By Jim Campbell, Citizen Journalist
Once upon a time, California’s rising standards of living, outstanding public schools and universities once attracted millions seeking upward economic mobility. California was the 8th largest economy in the entire world.
But then something went radically wrong.
Voters opted for the likes of Dianne Feinstein, Barbara Boxer, and Nancy Pelosi among others to bring the great state down.
When on thin ice, don’t dance!
Unless new dramatic changes occur starting with the election of Elizabeth Emken, to the U.S. Senate in November; coupled with wins by many fiscally conservative republicans challenging democrat members of the state’s legislature, look for the great state to continue its spiral downward at an ever-increasing pace. Already they have mortgaged the future of the children living in the state.
California has long been the harbinger of national trends, as the saying went, “ So goes California so goes the country.
Liberal/progressive policies are failed policies. Evidenced the implosion of the EU.
It’s time for the voters to wake from their slumber of the late sixties, they must go to the polls with a decision. Do they want opportunity for growth, prosperity, and new companies moving back to California, with new jobs? Their choice is simple they must reject the failed policies of the tax and spend liberal politicians like Dianne Feinstein and her liberal cohort in the CA assembly and vote them out of office.
California legislatures and governors built a welfare state on high tax rates, liberal entitlement benefits, and excessive regulation. The results, though predictable, are nonetheless striking. From the mid-1980’s to 2005, California’s population grew by 10 million, while Medicaid recipients soared by seven million; tax filers paying income taxes rose by just 150,000; and the prison population swelled by 115,000.
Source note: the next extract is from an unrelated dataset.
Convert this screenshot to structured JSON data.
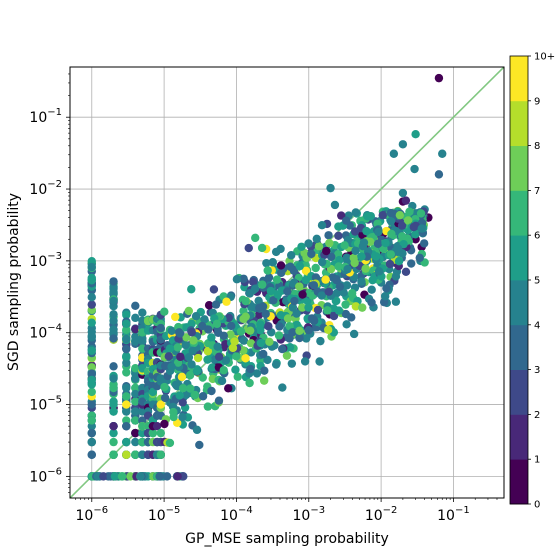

In 2012 CA is drowning in $16 Billion of red ink. The only solution provided by the current batch of inepto-cons running the state is to raise taxes, having not a clue that the road so well-traveled lead CA into it’s current fiscal crisis.
California’s economy, which used to outperform the rest of the country, now substantially underperforms. The unemployment rate, at 10.9%, is higher than every other state except Nevada and Rhode Island. With 12% of America’s population, California has one-third of the nation’s welfare recipients.
Partly due to generous union wages and benefits, inflexible work rules and lobbying for more spending, many state programs and institutions spend too much and achieve too little. For example, annual spending on each California prison inmate is equal to an entire middle-income family’s after-tax income. Many of California’s K-12 public schools rank poorly on standardized tests. The unfunded pension and retiree health-care liabilities of workers in the state-run Calpers system, which includes teachers and university personnel, totals around $250 billion.
Meanwhile, the state lurches from fiscal tragedy to fiscal farce, running deficits in good times as well as bad. The general fund’s spending exceeded its tax revenues in nine of the last 10 years (the only exceptions being 2005 at the height of the housing bubble), abetted by creative accounting and temporary IOUs.